Ganz die Deine
Autor: Claudia Piñeiro
Produktion: DLR 2009
Bearbeitung und Regie: Irene Schuck
Länge: 49 Min.

Mitwirkende:

Inés: Astrid Meyerfeld
Ernesto: Axel Milberg
Laura: Laura Maire
Heidrun Bartholomäus , Simon Boer, Katharina Burowa, Inga Busch, Margrit Carls, Gilles Chevalier, Gerd Grasse, Ingeborg Medschinski, Gerald Schaale, Nadja Schulz-Berlinghoff, Martin Seifert und  Helmut Stange

Inhalt

Jede Frau wird unweigerlich irgendwann von ihrem Mann betrogen, davon ist Inés, perfekte Ehefrau und Mutter, überzeugt. Deshalb ist sie auch nicht überrascht, als sie in der Aktentasche ihres Mannes Ernesto ein Zettelchen findet mit einem Herz aus Lippenstift, unterschrieben mit "Ganz die Deine". Ab jetzt untersteht Ernesto ihrer strengen Kontrolle. Als sie Ernesto an einem regnerischen Winterabend heimlich folgt, wird sie Zeugin eines heftigen Streits zwischen ihm und einer Frau. Die Frau stürzt, Ernesto versenkt sie im nahegelegenen See: Endlich ist die Geliebte aus dem Weg geräumt.

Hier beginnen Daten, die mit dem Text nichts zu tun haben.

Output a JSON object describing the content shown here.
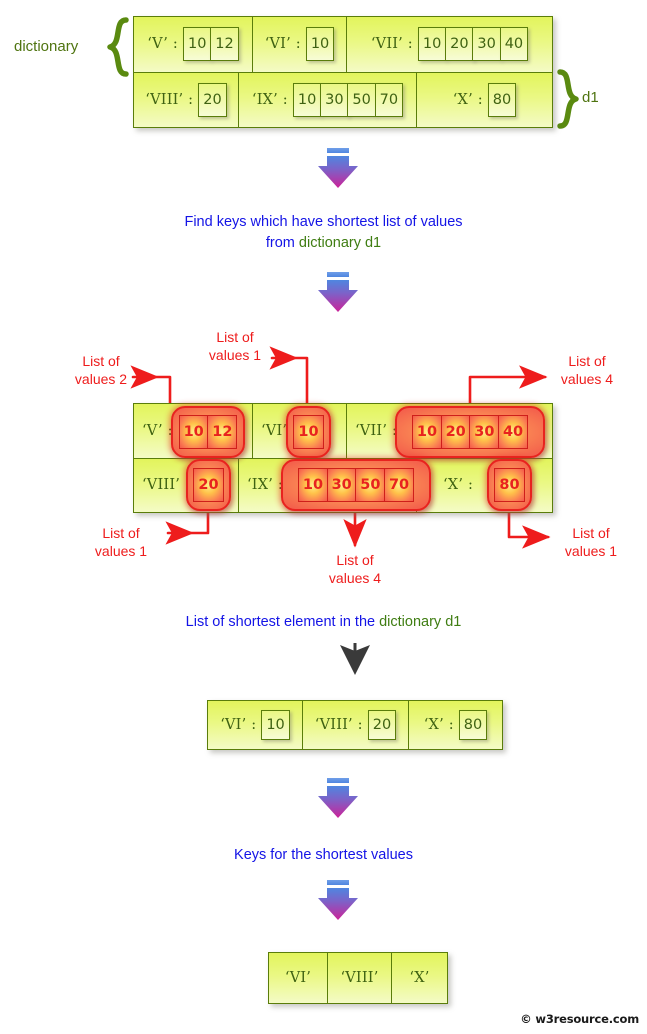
{
  "labels": {
    "dictionary": "dictionary",
    "d1": "d1",
    "watermark": "© w3resource.com"
  },
  "dictionary": {
    "rows": [
      [
        {
          "key": "‘V’ :",
          "values": [
            "10",
            "12"
          ]
        },
        {
          "key": "‘VI’ :",
          "values": [
            "10"
          ]
        },
        {
          "key": "‘VII’ :",
          "values": [
            "10",
            "20",
            "30",
            "40"
          ]
        }
      ],
      [
        {
          "key": "‘VIII’ :",
          "values": [
            "20"
          ]
        },
        {
          "key": "‘IX’ :",
          "values": [
            "10",
            "30",
            "50",
            "70"
          ]
        },
        {
          "key": "‘X’ :",
          "values": [
            "80"
          ]
        }
      ]
    ]
  },
  "step1_text": {
    "line1": "Find keys which have shortest list of values",
    "line2_prefix": "from ",
    "line2_green": "dictionary d1"
  },
  "highlight": {
    "rows": [
      [
        {
          "key": "‘V’ :",
          "values": [
            "10",
            "12"
          ]
        },
        {
          "key": "‘VI’ :",
          "values": [
            "10"
          ]
        },
        {
          "key": "‘VII’ :",
          "values": [
            "10",
            "20",
            "30",
            "40"
          ]
        }
      ],
      [
        {
          "key": "‘VIII’ :",
          "values": [
            "20"
          ]
        },
        {
          "key": "‘IX’ :",
          "values": [
            "10",
            "30",
            "50",
            "70"
          ]
        },
        {
          "key": "‘X’ :",
          "values": [
            "80"
          ]
        }
      ]
    ],
    "annotations": [
      {
        "id": "list-of-values-2-v",
        "line1": "List of",
        "line2": "values 2"
      },
      {
        "id": "list-of-values-1-vi",
        "line1": "List of",
        "line2": "values 1"
      },
      {
        "id": "list-of-values-4-vii",
        "line1": "List of",
        "line2": "values 4"
      },
      {
        "id": "list-of-values-1-viii",
        "line1": "List of",
        "line2": "values 1"
      },
      {
        "id": "list-of-values-4-ix",
        "line1": "List of",
        "line2": "values 4"
      },
      {
        "id": "list-of-values-1-x",
        "line1": "List of",
        "line2": "values 1"
      }
    ]
  },
  "step2_text": {
    "prefix": "List of shortest element in the ",
    "green": "dictionary d1"
  },
  "shortest_elements": [
    {
      "key": "‘VI’ :",
      "value": "10"
    },
    {
      "key": "‘VIII’ :",
      "value": "20"
    },
    {
      "key": "‘X’ :",
      "value": "80"
    }
  ],
  "step3_text": {
    "line1": "Keys for the shortest values"
  },
  "result_keys": [
    "‘VI’",
    "‘VIII’",
    "‘X’"
  ],
  "colors": {
    "box_border": "#5a7d0a",
    "box_fill": "#e9f58a",
    "key_text": "#3f6212",
    "highlight_red": "#e8231f",
    "blue_text": "#1414e6",
    "green_text": "#3f7d12",
    "arrow_top": "#4f86e0",
    "arrow_mid": "#7b63c9",
    "arrow_bottom": "#cc2298"
  }
}
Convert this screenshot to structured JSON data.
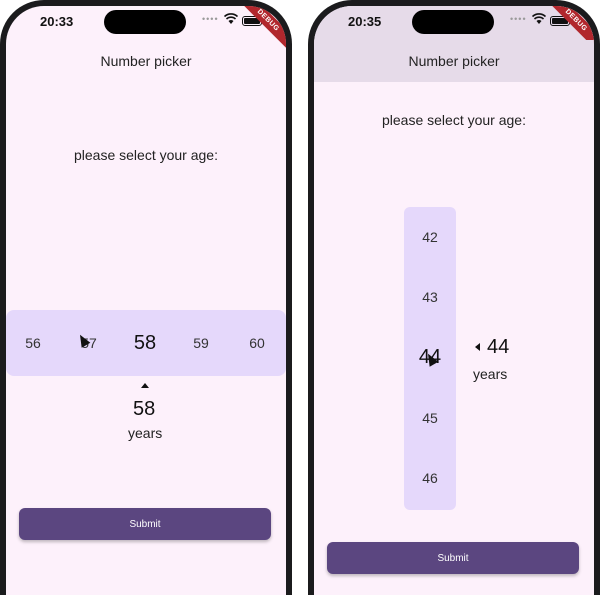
{
  "left_screen": {
    "status_time": "20:33",
    "title": "Number picker",
    "prompt": "please select your age:",
    "picker_values": [
      "56",
      "57",
      "58",
      "59",
      "60"
    ],
    "selected_value": "58",
    "unit": "years",
    "submit_label": "Submit"
  },
  "right_screen": {
    "status_time": "20:35",
    "title": "Number picker",
    "prompt": "please select your age:",
    "picker_values": [
      "42",
      "43",
      "44",
      "45",
      "46"
    ],
    "selected_value": "44",
    "unit": "years",
    "submit_label": "Submit"
  },
  "debug_banner": "DEBUG",
  "colors": {
    "background": "#fdf1fb",
    "picker": "#e5d8fb",
    "button": "#5b4680",
    "appbar_scrolled": "#e6dbe9",
    "debug_banner": "#b1272d"
  }
}
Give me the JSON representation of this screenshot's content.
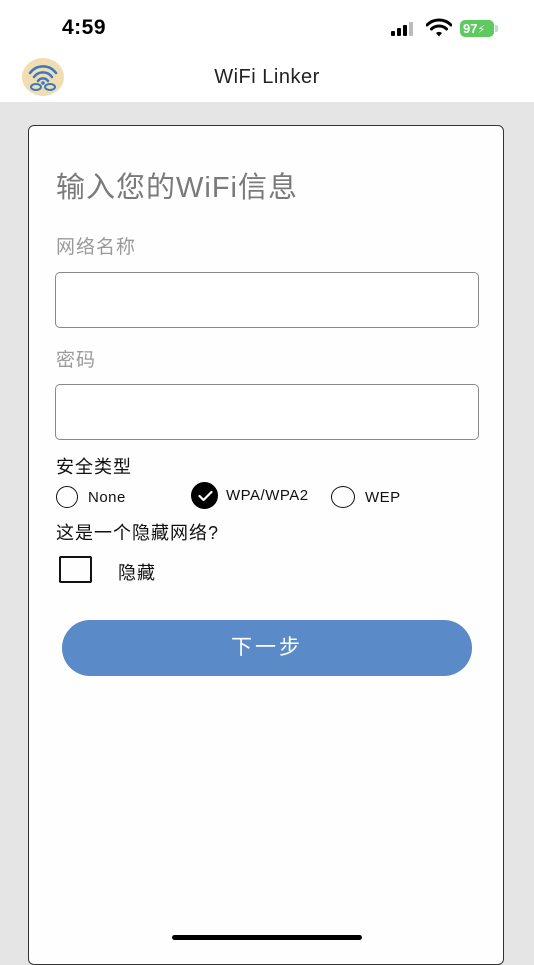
{
  "status_bar": {
    "time": "4:59",
    "battery_level": "97"
  },
  "header": {
    "title": "WiFi Linker",
    "logo_icon": "wifi-logo-icon"
  },
  "form": {
    "heading": "输入您的WiFi信息",
    "network_name_label": "网络名称",
    "network_name_value": "",
    "password_label": "密码",
    "password_value": "",
    "security_label": "安全类型",
    "security_options": [
      {
        "label": "None",
        "selected": false
      },
      {
        "label": "WPA/WPA2",
        "selected": true
      },
      {
        "label": "WEP",
        "selected": false
      }
    ],
    "hidden_question": "这是一个隐藏网络?",
    "hidden_checkbox_label": "隐藏",
    "hidden_checked": false,
    "next_button_label": "下一步"
  },
  "colors": {
    "accent": "#5b8ac8",
    "battery": "#5ec95e",
    "page_background": "#e5e5e5"
  }
}
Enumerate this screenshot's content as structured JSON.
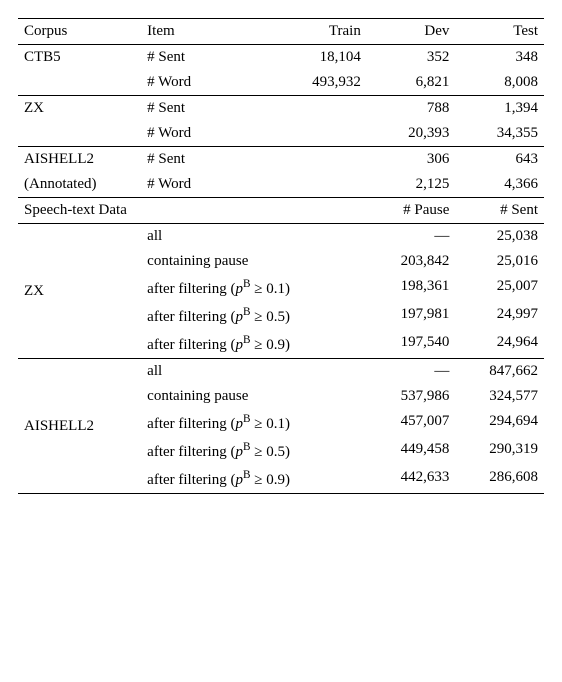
{
  "header": {
    "corpus": "Corpus",
    "item": "Item",
    "train": "Train",
    "dev": "Dev",
    "test": "Test"
  },
  "section1": {
    "groups": [
      {
        "corpus": "CTB5",
        "rows": [
          {
            "item": "# Sent",
            "train": "18,104",
            "dev": "352",
            "test": "348"
          },
          {
            "item": "# Word",
            "train": "493,932",
            "dev": "6,821",
            "test": "8,008"
          }
        ]
      },
      {
        "corpus": "ZX",
        "rows": [
          {
            "item": "# Sent",
            "train": "",
            "dev": "788",
            "test": "1,394"
          },
          {
            "item": "# Word",
            "train": "",
            "dev": "20,393",
            "test": "34,355"
          }
        ]
      },
      {
        "corpus_line1": "AISHELL2",
        "corpus_line2": "(Annotated)",
        "rows": [
          {
            "item": "# Sent",
            "train": "",
            "dev": "306",
            "test": "643"
          },
          {
            "item": "# Word",
            "train": "",
            "dev": "2,125",
            "test": "4,366"
          }
        ]
      }
    ]
  },
  "header2": {
    "label": "Speech-text Data",
    "pause": "# Pause",
    "sent": "# Sent"
  },
  "filters": {
    "f01_pre": "after filtering (",
    "f01_var": "p",
    "f01_sup": "B",
    "f01_post": " ≥ 0.1)",
    "f05_post": " ≥ 0.5)",
    "f09_post": " ≥ 0.9)"
  },
  "section2": {
    "groups": [
      {
        "corpus": "ZX",
        "rows": [
          {
            "item_plain": "all",
            "pause": "—",
            "sent": "25,038"
          },
          {
            "item_plain": "containing pause",
            "pause": "203,842",
            "sent": "25,016"
          },
          {
            "filter": "0.1",
            "pause": "198,361",
            "sent": "25,007"
          },
          {
            "filter": "0.5",
            "pause": "197,981",
            "sent": "24,997"
          },
          {
            "filter": "0.9",
            "pause": "197,540",
            "sent": "24,964"
          }
        ]
      },
      {
        "corpus": "AISHELL2",
        "rows": [
          {
            "item_plain": "all",
            "pause": "—",
            "sent": "847,662"
          },
          {
            "item_plain": "containing pause",
            "pause": "537,986",
            "sent": "324,577"
          },
          {
            "filter": "0.1",
            "pause": "457,007",
            "sent": "294,694"
          },
          {
            "filter": "0.5",
            "pause": "449,458",
            "sent": "290,319"
          },
          {
            "filter": "0.9",
            "pause": "442,633",
            "sent": "286,608"
          }
        ]
      }
    ]
  }
}
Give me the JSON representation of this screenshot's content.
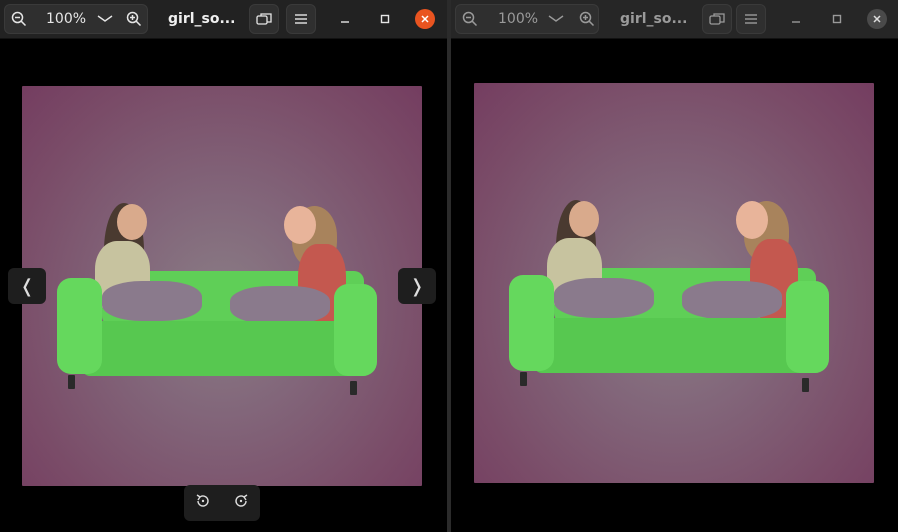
{
  "left_window": {
    "zoom": "100%",
    "title": "girl_so...",
    "prev_glyph": "❬",
    "next_glyph": "❭",
    "active": true
  },
  "right_window": {
    "zoom": "100%",
    "title": "girl_so...",
    "active": false
  },
  "icons": {
    "zoom_out": "zoom-out-icon",
    "zoom_in": "zoom-in-icon",
    "dropdown": "chevron-down-icon",
    "restore": "window-restore-icon",
    "menu": "hamburger-menu-icon",
    "minimize": "minimize-icon",
    "maximize": "maximize-icon",
    "close": "close-icon",
    "rotate_left": "rotate-left-icon",
    "rotate_right": "rotate-right-icon"
  },
  "colors": {
    "close_active": "#e95420",
    "sofa_green": "#5fcf57",
    "background_magenta": "#7a4c68"
  }
}
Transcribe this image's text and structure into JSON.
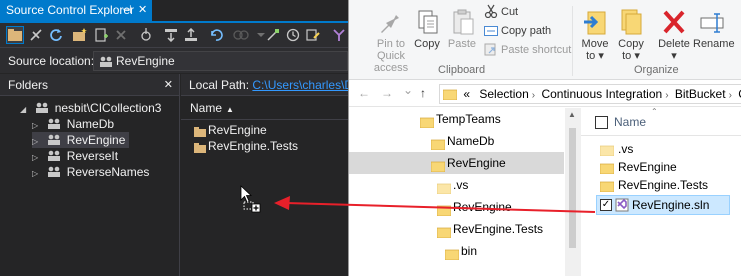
{
  "vs": {
    "title": "Source Control Explorer",
    "pin_glyph": "⊣",
    "close_glyph": "✕",
    "source_location_label": "Source location:",
    "source_location_value": "RevEngine",
    "folders_header": "Folders",
    "tree": [
      {
        "label": "nesbit\\CICollection3",
        "expander": "◢"
      },
      {
        "label": "NameDb",
        "expander": "▷"
      },
      {
        "label": "RevEngine",
        "expander": "▷",
        "selected": true
      },
      {
        "label": "ReverseIt",
        "expander": "▷"
      },
      {
        "label": "ReverseNames",
        "expander": "▷"
      }
    ],
    "local_path_label": "Local Path:",
    "local_path_value": "C:\\Users\\charles\\Doc",
    "column_name": "Name",
    "sort_glyph": "▲",
    "files": [
      "RevEngine",
      "RevEngine.Tests"
    ]
  },
  "fe": {
    "ribbon": {
      "pin_label": "Pin to Quick access",
      "copy_label": "Copy",
      "paste_label": "Paste",
      "cut_label": "Cut",
      "copy_path_label": "Copy path",
      "paste_shortcut_label": "Paste shortcut",
      "clipboard_group": "Clipboard",
      "move_to_label": "Move to",
      "copy_to_label": "Copy to",
      "delete_label": "Delete",
      "rename_label": "Rename",
      "organize_group": "Organize"
    },
    "nav": {
      "back": "←",
      "forward": "→",
      "recent": "⌄",
      "up": "↑"
    },
    "address": {
      "prefix": "«",
      "segments": [
        "Selection",
        "Continuous Integration",
        "BitBucket",
        "CI"
      ]
    },
    "tree": [
      {
        "label": "TempTeams"
      },
      {
        "label": "NameDb"
      },
      {
        "label": "RevEngine",
        "selected": true
      },
      {
        "label": ".vs"
      },
      {
        "label": "RevEngine"
      },
      {
        "label": "RevEngine.Tests"
      },
      {
        "label": "bin"
      }
    ],
    "column_name": "Name",
    "sort_glyph": "⌃",
    "files": [
      ".vs",
      "RevEngine",
      "RevEngine.Tests"
    ],
    "selected_file": "RevEngine.sln",
    "selected_check": "✓"
  },
  "colors": {
    "vs_accent": "#007acc",
    "drag_arrow": "#e8202a",
    "folder": "#f0c355",
    "selection": "#cce8ff"
  }
}
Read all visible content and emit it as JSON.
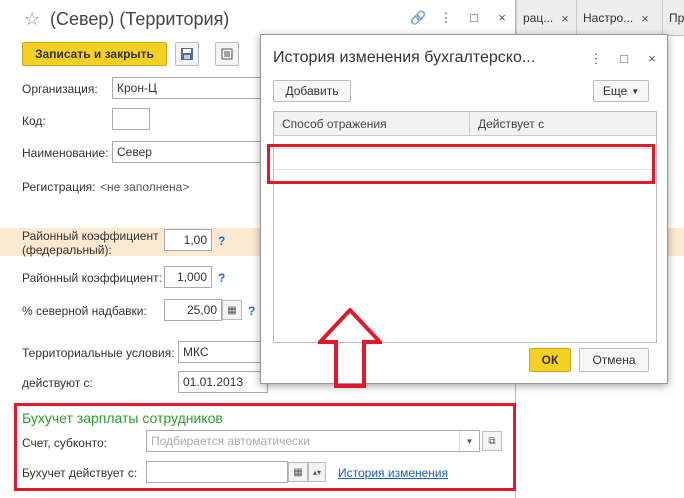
{
  "tabs": [
    {
      "label": "рац..."
    },
    {
      "label": "Настро..."
    },
    {
      "label": "Пр..."
    }
  ],
  "form": {
    "title": "(Север) (Территория)",
    "save_close_label": "Записать и закрыть",
    "org_label": "Организация:",
    "org_value": "Крон-Ц",
    "code_label": "Код:",
    "code_value": "",
    "name_label": "Наименование:",
    "name_value": "Север",
    "registration_label": "Регистрация:",
    "registration_value": "<не заполнена>",
    "rk_fed_label": "Районный коэффициент (федеральный):",
    "rk_fed_value": "1,00",
    "rk_label": "Районный коэффициент:",
    "rk_value": "1,000",
    "north_label": "% северной надбавки:",
    "north_value": "25,00",
    "terr_label": "Территориальные условия:",
    "terr_value": "МКС",
    "valid_label": "действуют с:",
    "valid_value": "01.01.2013",
    "help_mark": "?",
    "section_title": "Бухучет зарплаты сотрудников",
    "account_label": "Счет, субконто:",
    "account_placeholder": "Подбирается автоматически",
    "acc_valid_label": "Бухучет действует с:",
    "acc_valid_value": "",
    "history_link": "История изменения"
  },
  "dialog": {
    "title": "История изменения бухгалтерско...",
    "add_label": "Добавить",
    "more_label": "Еще",
    "columns": [
      "Способ отражения",
      "Действует с"
    ],
    "ok_label": "ОК",
    "cancel_label": "Отмена"
  },
  "colors": {
    "accent_yellow": "#f5d024",
    "highlight_red": "#e3192b",
    "section_green": "#2a9d2a",
    "link_blue": "#1c5fbf"
  }
}
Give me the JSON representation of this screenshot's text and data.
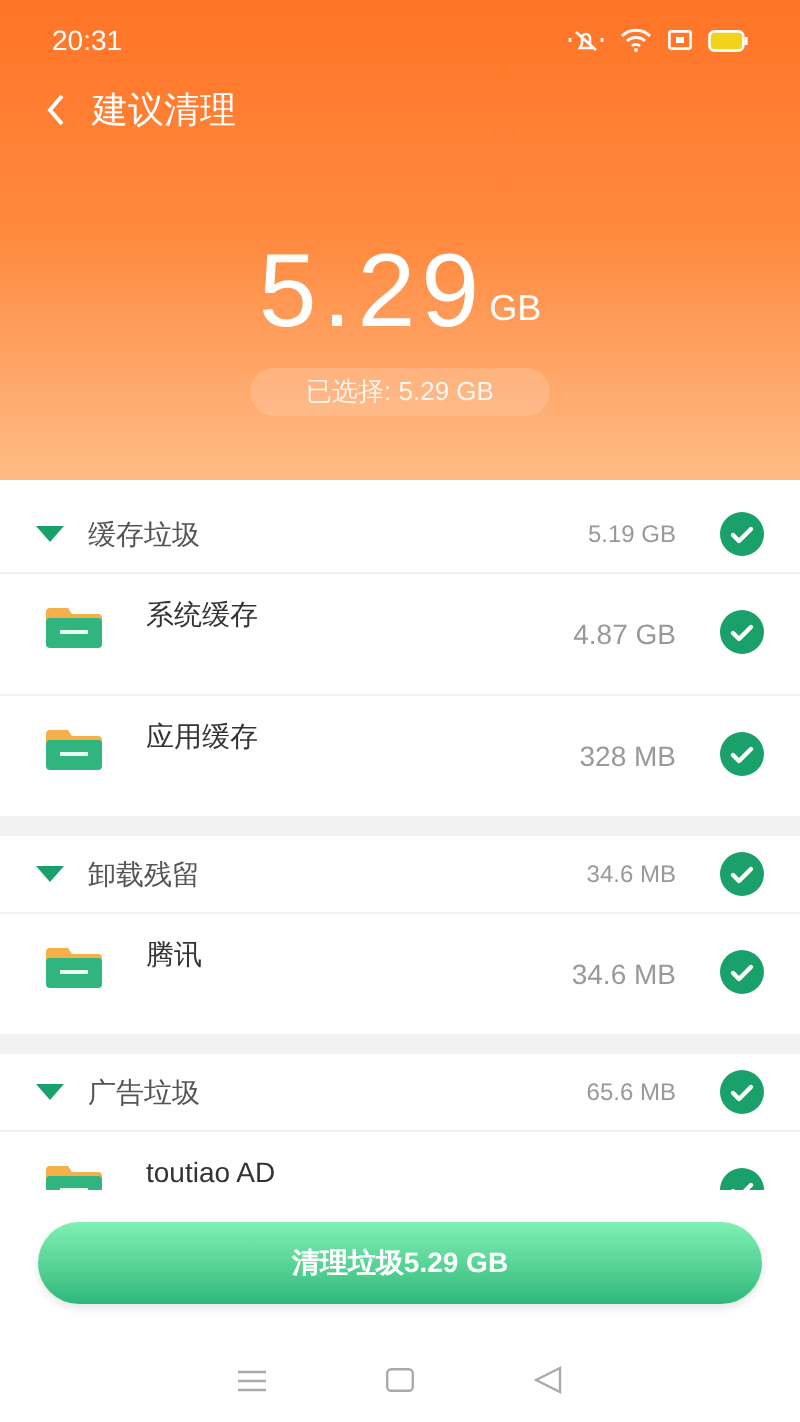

Inés verhilft ihrem Mann zu einem Alibi, denn schließlich verbindet Hass genauso sehr wie Liebe. Doch der undankbare Ernesto denkt gar nicht daran, seine außerehelichen Aktivitäten aufzugeben. Nun beginnt Inés einen Rachefeldzug, von dem es kein Zurück mehr gibt.


Bemerkungen:

Seit geraumer Zeit kann man die Krimiursendungen des DLR fast unbehört empfehlen. Gute - sowohl inhaltlich, als auch von der Umsetzung her gesehen - Geschichten, die nicht unbedingt auf den ausgetretenen Krimipfaden wandern.

In "Ganz die Deine" hat das Team um Redakteuer Torsten Enders auch wieder eine sehr originelle Geschichte vorgelegt. Irene Schuck hat Claudia Piñeiros Roman um die treu ergebene, aber betrogene Ehefrau Inés für das Hörspiel bearbeitet. Es entstand ein sehr wendungsreicher Plot, der angenehm gradlinig erzählt wird, ohne dabei einen billigen Eindruck zu hinterlassen.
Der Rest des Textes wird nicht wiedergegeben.